From:
Ashley Augspurger <augspurgerashley**At_Symbol_Here**GMAIL.COM>
Subject:
Re: [DCHAS-L] Quality check for external lab reports
Date:
Apr 26, 2023 19:15 UTC
Reply-To:
ACS Division of Chemical Health and Safety <DCHAS-L**At_Symbol_Here**Princeton.EDU>
Message-ID:
<CA+oGb0oV-h7cjVT=c1GnfiLU1ETOgrbVfhm-MBpTod8=uwgnew**At_Symbol_Here**mail.gmail.com>
In-Reply-To:
<757FC760-1994-49DC-9BA4-9396E6F1A647**At_Symbol_Here**icloud.com>
Thank you everyone for the information. It sounds like a good, robust vetting process needs to be put in place before a lab is used, but also have some regular checks (sending blind samples for example) if you're using the lab regularly.
Ashley
Hi Ashley
This is surely a deep subject on external lab results and trusting the results. There are a lot of steps to choosing a lab to do your testing where you know what requirements you need to suit your needs. Detection limit, uncertainty, precision, specificity from interferences. You can find out if the lab is accredited to perform the tests. You can include double blind samples and blanks, split samples, and other methods to provide evidence they get the answer right. The testing should be done using validated methods, competent personnel, include appropriate internal quality control and you can supplement the quality control samples with your own qc samples. If you do that you should establish acceptance criteria for the sample set. If they dont get the blanks and qc’s right you probably are not going to accept the results as fit for use. If they say everything is good and your blind qc samples, split samples, blanks don’t make sense well you can check out what is going on. You have to establish the criteria for which those tests should be accepted or rejected.

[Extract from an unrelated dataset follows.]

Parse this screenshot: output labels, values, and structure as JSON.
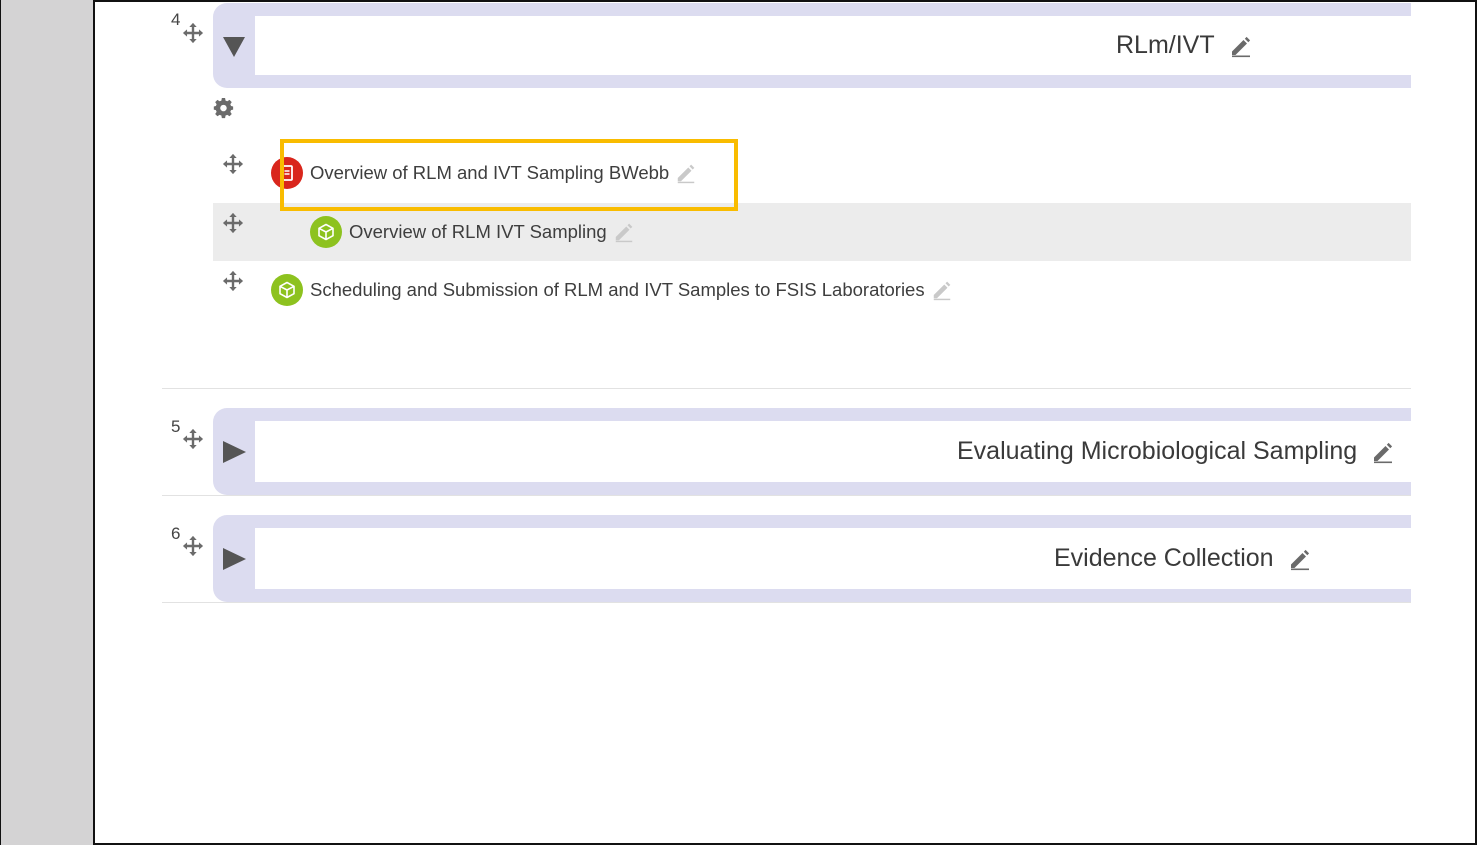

This can fill a lot of space.
Sam
Many years ago when I was in this kind of business, we wanted to know their quality control procedures and the results for the runs that included our samples. These labs should have established quality control limits and their quality control samples were required to fall within those restrictive limits. There are rules about doing this. Hope this helps. Thanks. Bob Hill
Robert H. Hill, Jr., Ph.D.
Stone Mountain, GA 30087
roberth_hill**At_Symbol_Here**mindspring.com
RAMP for Safety: Recognize hazards, Assess risks of hazards, Minimize risk of hazards, Prepare for emergencies
"The Safety Ethic: I value safety, teach safety, work safely, prevent at-risk behavior, promote safety, and accept responsibility for safety."
-----Original Message-----
From: ACS Division of Chemical Health and Safety <DCHAS-L**At_Symbol_Here**Princeton.EDU>
Sent: Apr 24, 2023 5:24 PM
To: <DCHAS-L**At_Symbol_Here**Princeton.EDU>
Subject: [DCHAS-L] Quality check for external lab reports
What would you recommend a customer look for in a lab report so they know they can trust the results?